Twice a day, the tides along the coast rise and fall 6 to 8 feet, bringing in nutrients, oxygen, water, and even animals, and carrying away wastes. The salt marsh is one of the most productive ecosystems in the world, and plays an important role in the ecosystem by providing habitat for animals, reducing floods, and filtering the water.
The marsh is a harsh environment for wildlife, and few animals actually live in the marsh. The temperature can change quickly with the shifting tides, and the inconsistent influx of salt water creates and irregular expose to air and salt water. Most wildlife are visitors in search of food or shelter. Many, such as crabs and shrimp, enter the marsh as plankton (microscopic drifters) and leave as adults. The shallow tidal water of the marsh is home to the young of many marine species before they return to the open sea. Other organisms, such as periwinkle snails and oysters, enter to stay. Each has adaptations to help them survive in the changing salt marsh environment.
FOPU salt marshes

The salt marsh has three major zones, defined by their vegetation type which is controlled by their elevation and daily water coverage.

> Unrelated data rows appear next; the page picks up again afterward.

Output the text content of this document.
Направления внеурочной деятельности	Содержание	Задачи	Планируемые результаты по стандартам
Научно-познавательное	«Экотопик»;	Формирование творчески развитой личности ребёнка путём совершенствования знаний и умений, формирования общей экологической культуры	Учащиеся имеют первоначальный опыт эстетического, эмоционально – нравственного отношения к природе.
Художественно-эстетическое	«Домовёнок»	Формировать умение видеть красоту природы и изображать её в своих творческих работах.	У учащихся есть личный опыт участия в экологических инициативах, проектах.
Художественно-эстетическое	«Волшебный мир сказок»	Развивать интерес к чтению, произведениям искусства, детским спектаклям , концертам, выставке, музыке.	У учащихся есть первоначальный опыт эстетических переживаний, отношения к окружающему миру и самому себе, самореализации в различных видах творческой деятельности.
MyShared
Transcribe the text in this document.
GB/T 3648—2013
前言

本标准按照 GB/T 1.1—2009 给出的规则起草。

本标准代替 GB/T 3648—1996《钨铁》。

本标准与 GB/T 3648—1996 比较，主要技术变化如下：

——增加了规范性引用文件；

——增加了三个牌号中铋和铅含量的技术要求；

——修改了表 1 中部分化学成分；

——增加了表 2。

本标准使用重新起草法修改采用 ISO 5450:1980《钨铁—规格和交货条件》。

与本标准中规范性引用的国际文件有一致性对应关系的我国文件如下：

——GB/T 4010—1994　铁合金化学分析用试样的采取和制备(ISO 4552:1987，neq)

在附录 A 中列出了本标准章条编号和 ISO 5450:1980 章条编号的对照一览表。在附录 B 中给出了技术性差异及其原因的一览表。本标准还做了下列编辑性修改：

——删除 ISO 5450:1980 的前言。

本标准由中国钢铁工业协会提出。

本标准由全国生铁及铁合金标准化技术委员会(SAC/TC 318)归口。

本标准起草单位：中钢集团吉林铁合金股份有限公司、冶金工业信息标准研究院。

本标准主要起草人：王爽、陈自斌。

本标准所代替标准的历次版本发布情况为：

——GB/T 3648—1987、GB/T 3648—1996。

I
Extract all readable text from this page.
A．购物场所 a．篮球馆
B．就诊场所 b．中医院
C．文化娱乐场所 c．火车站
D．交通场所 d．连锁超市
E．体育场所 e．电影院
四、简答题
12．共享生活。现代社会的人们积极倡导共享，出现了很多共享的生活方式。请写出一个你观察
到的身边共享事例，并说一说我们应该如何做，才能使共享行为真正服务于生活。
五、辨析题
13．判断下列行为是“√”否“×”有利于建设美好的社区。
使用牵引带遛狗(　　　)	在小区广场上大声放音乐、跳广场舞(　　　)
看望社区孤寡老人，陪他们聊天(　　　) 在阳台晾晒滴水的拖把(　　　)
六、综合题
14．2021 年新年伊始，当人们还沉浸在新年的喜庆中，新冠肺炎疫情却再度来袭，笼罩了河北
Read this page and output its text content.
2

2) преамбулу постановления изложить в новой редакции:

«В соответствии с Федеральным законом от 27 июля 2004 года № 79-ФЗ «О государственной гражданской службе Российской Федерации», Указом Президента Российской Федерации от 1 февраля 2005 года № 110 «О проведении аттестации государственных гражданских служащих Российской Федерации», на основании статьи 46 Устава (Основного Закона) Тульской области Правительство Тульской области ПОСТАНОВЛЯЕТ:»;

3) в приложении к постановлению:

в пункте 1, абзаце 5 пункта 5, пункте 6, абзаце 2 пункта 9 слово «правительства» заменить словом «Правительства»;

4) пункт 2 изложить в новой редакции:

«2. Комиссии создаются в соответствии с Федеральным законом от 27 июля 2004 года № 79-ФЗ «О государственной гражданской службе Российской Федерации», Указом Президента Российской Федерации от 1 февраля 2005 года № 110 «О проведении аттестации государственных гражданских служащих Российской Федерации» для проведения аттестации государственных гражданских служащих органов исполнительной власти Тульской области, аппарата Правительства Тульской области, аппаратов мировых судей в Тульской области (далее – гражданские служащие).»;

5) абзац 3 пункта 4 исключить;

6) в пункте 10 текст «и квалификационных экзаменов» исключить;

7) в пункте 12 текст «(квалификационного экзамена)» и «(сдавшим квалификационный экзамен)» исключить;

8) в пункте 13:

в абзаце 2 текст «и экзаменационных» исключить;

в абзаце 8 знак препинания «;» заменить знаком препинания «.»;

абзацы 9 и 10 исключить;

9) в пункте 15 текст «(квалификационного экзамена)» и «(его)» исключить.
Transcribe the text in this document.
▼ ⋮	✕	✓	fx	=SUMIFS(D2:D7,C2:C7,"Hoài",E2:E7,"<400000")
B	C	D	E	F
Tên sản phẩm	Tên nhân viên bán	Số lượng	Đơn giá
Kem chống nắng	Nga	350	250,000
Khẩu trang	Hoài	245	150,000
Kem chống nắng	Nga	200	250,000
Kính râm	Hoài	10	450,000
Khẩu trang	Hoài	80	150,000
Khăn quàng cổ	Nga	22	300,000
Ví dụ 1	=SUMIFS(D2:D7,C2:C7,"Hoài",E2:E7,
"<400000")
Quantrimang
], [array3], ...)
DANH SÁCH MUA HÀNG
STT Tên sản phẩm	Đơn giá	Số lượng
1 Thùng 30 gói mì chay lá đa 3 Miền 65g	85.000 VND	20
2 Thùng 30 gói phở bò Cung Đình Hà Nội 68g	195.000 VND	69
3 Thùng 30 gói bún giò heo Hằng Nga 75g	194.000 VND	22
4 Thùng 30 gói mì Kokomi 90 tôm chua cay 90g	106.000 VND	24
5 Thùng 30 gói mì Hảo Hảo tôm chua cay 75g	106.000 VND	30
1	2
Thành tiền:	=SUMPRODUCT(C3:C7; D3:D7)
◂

Low Marsh High Marsh Transition Zone
The low marsh makes up the majority of the southern marshlands. It is flooded with salt water for 6-8 hours per day when the incoming tides overflow the banks of the small surrounding creeks. Because of the ponding water in the low marsh, the sun is able to increase the temperature of the water, which increases evaporation, leaving behind large amounts of salt. A natural monoculture of Spartina alterniflora (Smooth Cordgrass) is often present as few other plants have adapted to survive the harsh and irregular conditions of the low marsh. Dark, squishy soil with a distinctive musky smell is characteristic of the low marsh because of the bacteria hard at work decomposing dead plant material and turning it into nutrients for plants and planktonic creatures. Low marshes are populated with species like the mud fiddler crabs, purple marsh crabs, oysters, ribbed mussels, worms and snails. After a slight rise in elevation, the low marsh gradually transforms into high marsh. The high marsh has sandy soil that is covered with water only at the highest tides, which occur when the moon is new or full and during stormy weather. Much of the surface water evaporates, exposing the soil surface is to air for long periods of time, increasing salt concentrations and making it difficult for many plants to survive in the high marsh. Bare sandy areas known as salt pans may develop in the high marsh where the salt concentration has become great enough to prevent all plant life. The high marsh has a high diversity of plants including sea oxeye, glasswort, needle rush, and saltwort and is home to sand fiddlers and wharf crabs. A small transition zone, referred to as the marsh border, separates the forest from the marsh. During large storms and very high tides, the marsh border gets flooded by salt water, so the plants in this area, including cedars, palms, palmettos, and groundsel tree, are all salt tolerant, but require less of a salt tolerance than plants in the marsh areas because they also receive fresh water inputs from rain and runoff from nearby uplands.